The Ley I-L protein has been characterized also as insulin-like, rather than either IGF-like or relaxin-like, based upon the protein's C-peptide chain length. More specifically, the C-peptide length of the Ley I-L protein is 49 amino acids, as compared to the 35 amino acid length of proinsulin C-peptide, the twelve amino acid length of the, known proIGF C-peptides and the over one-hundred amino acid C-peptide length of prorelaxin. Finally, Ley I-L has been designated insulin-like based on the observation that the protein is expressed exclusively in prenatal and postnatal testicular Leydig cells. Burkhardt, et al., supra.
On the basis of the protein's similarities to insulin and the source of such protein, it was reported that the Ley I-L protein is implicated in testicular function. Id., Adham, et al., 1993, J. Bio. Chem. 268(35):26668-6672.
In consultation with the inventors of the present invention, Tashima, et al., 1995, J. Clin. Endocrinal.
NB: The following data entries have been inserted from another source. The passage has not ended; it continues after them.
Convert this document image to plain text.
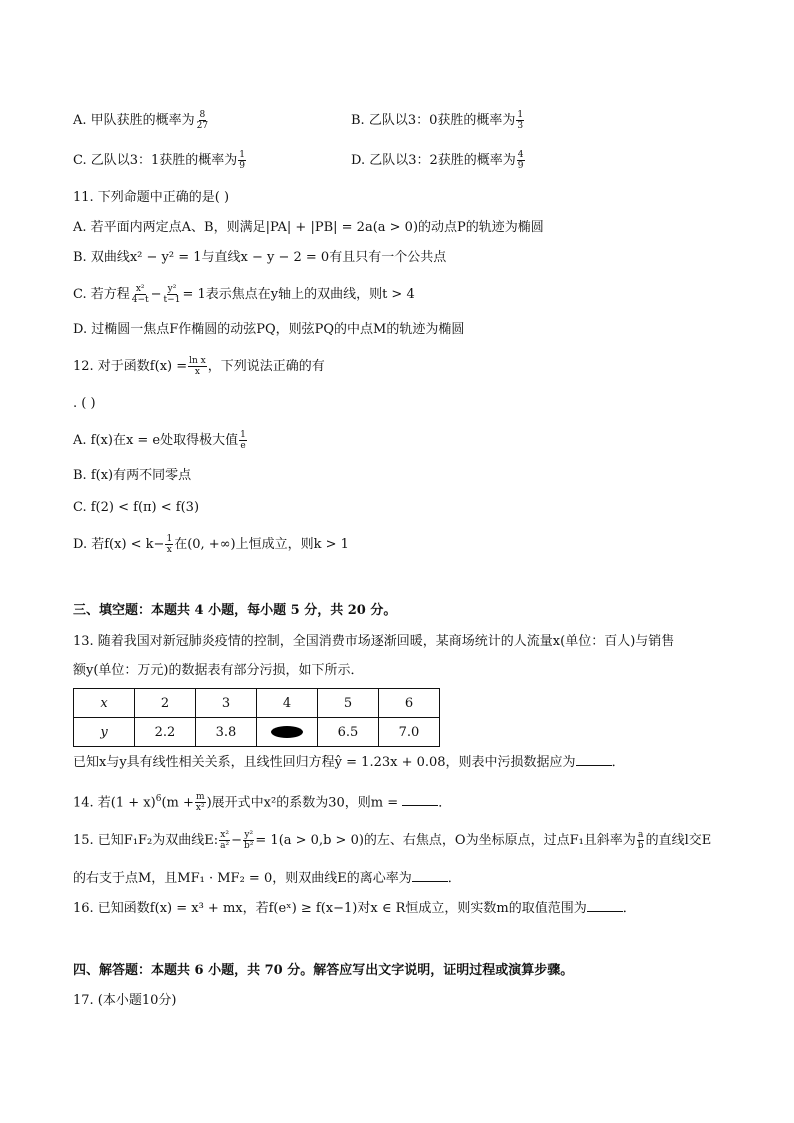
A. 甲队获胜的概率为 $\frac{8}{27}$	B. 乙队以3：0获胜的概率为 $\frac{1}{3}$
C. 乙队以3：1获胜的概率为 $\frac{1}{9}$	D. 乙队以3：2获胜的概率为 $\frac{4}{9}$
11. 下列命题中正确的是( )
A. 若平面内两定点A、B，则满足|PA| + |PB| = 2a(a > 0)的动点P的轨迹为椭圆
B. 双曲线x² − y² = 1与直线x − y − 2 = 0有且只有一个公共点
C. 若方程 $\frac{\text{x²}}{4-t} - \frac{\text{y²}}{t-1} = 1$表示焦点在y轴上的双曲线，则t > 4
D. 过椭圆一焦点F作椭圆的动弦PQ，则弦PQ的中点M的轨迹为椭圆
12. 对于函数$f(x) = \frac{\text{ln x}}{x}$ ，下列说法正确的有
. ( )
A. f(x)在x = e处取得极大值 $\frac{1}{e}$
B. f(x)有两不同零点
C. f(2) < f(π) < f(3)
D. 若$f(x) < k- \frac{1}{x}$ 在(0, +∞)上恒成立，则k > 1
三、填空题：本题共 4 小题，每小题 5 分，共 20 分。
13. 随着我国对新冠肺炎疫情的控制，全国消费市场逐渐回暖，某商场统计的人流量x(单位：百人)与销售
额y(单位：万元)的数据表有部分污损，如下所示．
x	2	3	4	5	6
y	2.2	3.8		6.5	7.0
已知x与y具有线性相关关系，且线性回归方程ŷ = 1.23x + 0.08，则表中污损数据应为	．
14. 若$(1 + x)^6(m + \frac{m}{\text{x²}}$ )展开式中x²的系数为30，则m =	．
15. 已知F₁F₂为双曲线E: $\frac{\text{x²}}{\text{a²}} - \frac{\text{y²}}{\text{b²}} = 1(a > 0,b > 0)$的左、右焦点，O为坐标原点，过点F₁且斜率为 $\frac{a}{b}$ 的直线l交E
的右支于点M，且MF₁ · MF₂ = 0，则双曲线E的离心率为	．
16. 已知函数f(x) = x³ + mx，若f(eˣ) ≥ f(x−1)对x ∈ R恒成立，则实数m的取值范围为	．
四、解答题：本题共 6 小题，共 70 分。解答应写出文字说明，证明过程或演算步骤。
17. (本小题10分)
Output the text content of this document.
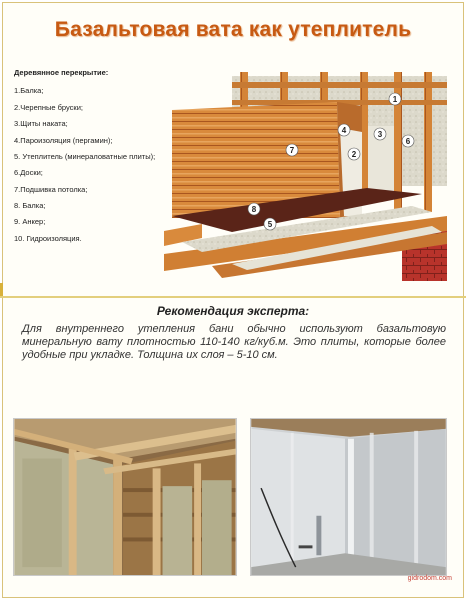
Базальтовая вата как утеплитель
Деревянное перекрытие:
1.Балка;
2.Черепные бруски;
3.Щиты наката;
4.Пароизоляция (пергамин);
5. Утеплитель (минераловатные плиты);
6.Доски;
7.Подшивка потолка;
8. Балка;
9. Анкер;
10. Гидроизоляция.
1
2
3
4
5
6
7
8
Рекомендация эксперта:
Для внутреннего утепления бани обычно используют базальтовую минеральную вату плотностью 110-140 кг/куб.м. Это плиты, которые более удобные при укладке. Толщина их слоя – 5-10 см.
gidrodom.com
Metab. 80:707-710, have investigated the accuracy of previous reports providing that the Ley I-L gene was only expressed in Leydig cells. Specifically, Tashima, et al. investigated whether the Ley I-L gene was present and expressed in female reproductive tissues, the human corpus luteum, trophoblasts, fetal membranes and breast tissue. As with the case with H2 relaxin, Tashima, et al. determined that the Ley I-L protein can be found in human corpus luteum and trophoblast. Unlike H2 relaxin, however, Ley I-L was not found to be expressed in fetal membranes, decidua and breast tissue.
Neither the Burkhardt/Adham group nor the Tashima group have reported the biological function of the Ley I-L protein. Thus, while the structure of this putative Ley I-L protein has been identified, no correct activity or use was known for this protein until the present invention, which completed the discovery of RLF through the identification and proof of its utility.